Planeta mais próximo do Sol está encolhendo; veja o que isso significa

“Há lições sobre a formação e evolução de grandes corpos rochosos como a Terra que podem ser aprendidas em Mercúrio melhor do que em qualquer outro lugar do nosso Sistema Solar”, escreveu o Dr. Hannes Bernhardt, que não participou do estudo, em um e-mail. Bernhardt é pesquisador assistente no departamento de ciências geológicas, ambientais e planetárias da Universidade de Maryland, em College Park.

O novo estudo também destaca quantas perguntas ainda permanecem sobre este minúsculo mundo, algumas das quais poderão ser respondidas em breve por uma missão sem precedentes que lançará duas sondas orbitais em torno de Mercúrio em novembro.

À medida que Mercúrio encolhia, provavelmente surgiram rachaduras em sua superfície de forma consistente. Mas crateras e detritos de bilhões de anos de impactos cobriram muitas dessas fissuras, disse o autor principal do estudo, Gaku Nishiyama, cientista planetário do Instituto de Pesquisa Espacial do Centro Aeroespacial Alemão, em Berlim.

A proximidade de Mercúrio com o Sol torna este planeta um desafio para estudar e explorar. Apenas duas missões se aventuraram neste ambiente hostil nas últimas décadas: a Mariner 10 da Nasa em 1974 e a missão MESSENGER da mesma agência em 2011.

A sonda Mariner 10 realizou sobrevoos do planeta que revelaram as intrigantes rugas de Mercúrio, enquanto a MESSENGER forneceu um retrato mais global das características do planeta, disse Bernhardt, que também estudou o encolhimento de Mercúrio.

Nishiyama e sua equipe usaram dados da MESSENGER para criar um mapa global da rugosidade da superfície de Mercúrio.
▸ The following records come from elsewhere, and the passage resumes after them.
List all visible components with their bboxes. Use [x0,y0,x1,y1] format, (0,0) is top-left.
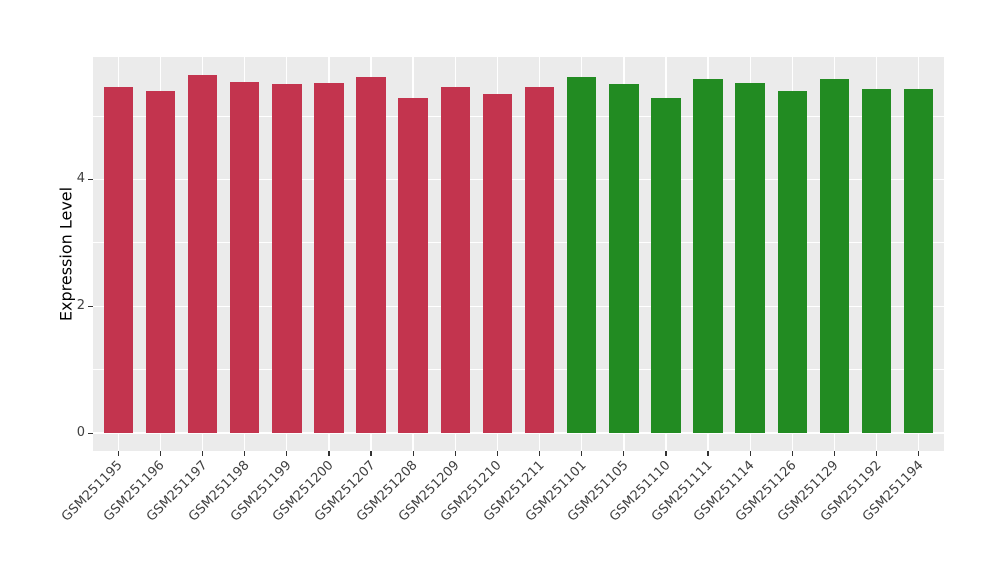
gridline-horizontal-minor [93,242,944,244]
gridline-horizontal-minor [93,369,944,371]
bar-GSM251111 [693,78,723,434]
x-tick-mark [791,451,793,456]
x-tick-mark [201,451,204,456]
bar-GSM251196 [145,90,176,434]
x-tick-mark [623,451,625,456]
y-tick-label: 0 [76,425,85,441]
x-tick-mark [328,451,330,456]
bar-GSM251114 [735,83,765,434]
bar-GSM251105 [609,84,639,434]
bar-GSM251195 [103,87,134,434]
y-tick-mark [88,305,93,307]
gridline-horizontal-minor [93,115,944,117]
x-tick-mark [159,451,161,456]
x-tick-mark [117,451,119,456]
bar-GSM251199 [272,83,302,434]
bar-GSM251209 [440,86,471,434]
bar-GSM251200 [314,83,344,434]
plot-panel [93,57,944,451]
x-tick-mark [707,451,709,456]
x-tick-mark [496,451,499,456]
y-tick-label: 2 [76,298,85,314]
bar-GSM251192 [861,89,892,434]
x-tick-mark [749,451,751,456]
bar-GSM251210 [482,94,513,434]
x-tick-mark [875,451,878,456]
x-tick-mark [454,451,456,456]
y-tick-mark [88,432,93,434]
bar-GSM251194 [903,89,934,434]
bar-GSM251101 [566,76,597,434]
y-axis-title: Expression Level [56,186,76,322]
x-tick-mark [370,451,372,456]
bar-GSM251211 [524,87,555,434]
bar-GSM251110 [651,97,681,434]
x-tick-mark [412,451,414,456]
bar-GSM251207 [356,76,386,434]
x-tick-mark [538,451,541,456]
bar-GSM251126 [777,91,808,434]
gridline-horizontal-major [93,305,944,308]
gridline-horizontal-major [93,432,944,434]
x-tick-mark [665,451,667,456]
x-tick-mark [286,451,288,456]
bar-GSM251197 [187,74,218,434]
x-tick-mark [918,451,920,456]
x-tick-mark [581,451,583,456]
gridline-horizontal-major [93,178,944,181]
bar-GSM251208 [398,98,428,434]
bar-GSM251198 [229,81,260,434]
x-tick-mark [833,451,836,456]
bar-GSM251129 [819,78,850,434]
y-tick-label: 4 [76,171,85,187]
x-tick-mark [244,451,246,456]
y-tick-mark [88,178,93,181]
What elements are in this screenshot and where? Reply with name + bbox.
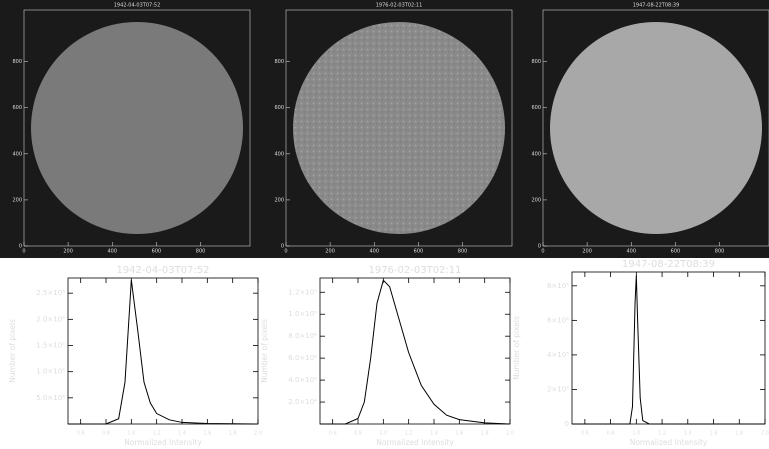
- x-tick-label: 0.8: [607, 431, 615, 437]
- y-tick-label: 2.0×10⁵: [36, 315, 65, 323]
- x-tick-label: 200: [325, 249, 335, 255]
- x-tick-label: 1.2: [405, 431, 413, 437]
- y-tick-label: 4×10⁵: [547, 351, 569, 359]
- x-tick-label: 1.2: [658, 431, 666, 437]
- x-tick-label: 600: [414, 249, 424, 255]
- image-title: 1976-02-03T02:11: [376, 3, 423, 9]
- x-tick-label: 0.6: [581, 431, 589, 437]
- y-tick-label: 1.5×10⁵: [36, 342, 65, 350]
- y-tick-label: 800: [274, 59, 284, 65]
- y-tick-label: 200: [274, 197, 284, 203]
- x-tick-label: 1.4: [178, 431, 186, 437]
- y-tick-label: 0: [281, 244, 284, 250]
- y-axis-label: Number of pixels: [260, 319, 269, 383]
- x-axis-label: Normalized Intensity: [376, 438, 454, 447]
- y-tick-label: 2.0×10⁴: [288, 398, 317, 406]
- y-tick-label: 8.0×10⁴: [288, 332, 317, 340]
- x-tick-label: 800: [196, 249, 206, 255]
- y-tick-label: 200: [531, 197, 541, 203]
- y-tick-label: 2×10⁵: [547, 385, 569, 393]
- x-tick-label: 2.0: [254, 431, 262, 437]
- x-tick-label: 600: [671, 249, 681, 255]
- x-tick-label: 1.8: [229, 431, 237, 437]
- x-tick-label: 1.0: [632, 431, 640, 437]
- histogram-line: [68, 280, 259, 425]
- x-tick-label: 0.6: [329, 431, 337, 437]
- y-tick-label: 0: [565, 420, 569, 428]
- x-tick-label: 1.0: [127, 431, 135, 437]
- x-tick-label: 1.4: [430, 431, 438, 437]
- x-tick-label: 200: [582, 249, 592, 255]
- chart-title: 1942-04-03T07:52: [116, 265, 209, 276]
- x-axis-label: Normalized Intensity: [630, 438, 708, 447]
- x-tick-label: 1.6: [710, 431, 718, 437]
- y-tick-label: 600: [274, 105, 284, 111]
- image-title: 1947-08-22T08:39: [633, 3, 680, 9]
- x-tick-label: 1.2: [153, 431, 161, 437]
- x-tick-label: 2.0: [761, 431, 769, 437]
- y-tick-label: 600: [12, 105, 22, 111]
- x-tick-label: 0.6: [77, 431, 85, 437]
- y-axis-label: Number of pixels: [512, 316, 521, 380]
- x-tick-label: 200: [63, 249, 73, 255]
- y-tick-label: 1.2×10⁵: [288, 288, 317, 296]
- x-tick-label: 600: [152, 249, 162, 255]
- plot-frame: [319, 277, 511, 425]
- y-tick-label: 200: [12, 197, 22, 203]
- y-tick-label: 8×10⁵: [547, 282, 569, 290]
- x-tick-label: 800: [715, 249, 725, 255]
- y-tick-label: 600: [531, 105, 541, 111]
- y-tick-label: 2.5×10⁵: [36, 289, 65, 297]
- x-tick-label: 1.8: [735, 431, 743, 437]
- plot-frame: [571, 271, 766, 425]
- x-tick-label: 1.6: [455, 431, 463, 437]
- x-tick-label: 0.8: [102, 431, 110, 437]
- y-tick-label: 0: [19, 244, 22, 250]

Eles identificaram uma tendência de menos rugas nas partes mais rugosas de Mercúrio, em comparação com as regiões mais lisas da superfície.

“Isso nos fez pensar que existe um processo que obscurece as estruturas de encurtamento”, disse Nishiyama, como detritos que encobrem os sinais de contração na superfície.

A equipe estimou quantas rugas poderiam estar presentes na superfície de Mercúrio se não estivessem escondidas por detritos. Os cálculos determinaram que o planeta pode ter encolhido de 10% a 30% mais do que se acreditava anteriormente, ou uma mudança de raio de cerca de 11,6 quilômetros (7,2 milhas). Estudos anteriores sugeriram uma mudança no raio entre 1 e 2 quilômetros (0,6 a 1,2 milhas) e até 7 quilômetros (4,3 milhas).

O Dr. Paul Byrne, professor associado de ciências da Terra, ambientais e planetárias da Universidade de Washington em St. Louis, afirmou ser plausível que estudos anteriores sobre o encolhimento de Mercúrio, incluindo um de sua autoria, não tenham detectado rachaduras geológicas no planeta por serem difíceis de observar em áreas acidentadas ou por não terem se formado devido à crosta extremamente irregular de Mercúrio. Byrne não participou do estudo mais recente.

“No entanto, se pudermos medir com precisão o quanto Mercúrio se contraiu, poderemos fazer estimativas melhores de suas camadas internas, do tamanho e da composição de seu núcleo, de sua história tectônica e vulcânica, de como seu campo magnético é gerado e muito mais”, escreveu Byrne, que também é diretor do Núcleo de Geociências do Sistema de Dados Planetários da Nasa, em um e-mail.

Mercúrio é o segundo planeta mais denso do nosso sistema solar, depois da Terra, principalmente devido ao seu grande núcleo metálico.

Calcular o quanto o planeta encolheu pode fornecer uma visão do núcleo de Mercúrio e do que aconteceu dentro do planeta enquanto ele esfriava.

“Uma maior contração significa que Mercúrio poderá ter um núcleo metálico maior, menos elementos leves como o silício misturados ao núcleo metálico ou uma temperatura inicial mais alta”, disse Nishiyama.

A missão BepiColombo, que recentemente iniciou sua chegada a Mercúrio após uma viagem de quase oito anos, posicionará dois orbitadores perto do planeta no final deste ano.

Os dados topográficos coletados pela missão poderão permitir que os cientistas estimem com mais precisão o quanto Mercúrio se contraiu ao longo do tempo e mostrem os penhascos, crateras e cristas do planeta como nunca antes, disse Nishiyama, membro da equipe científica da BepiColombo.

A sonda BepiColombo fará as primeiras medições globais abrangentes das propriedades topográficas de Mercúrio, algo que a MESSENGER não conseguiu fazer, disse Byrne.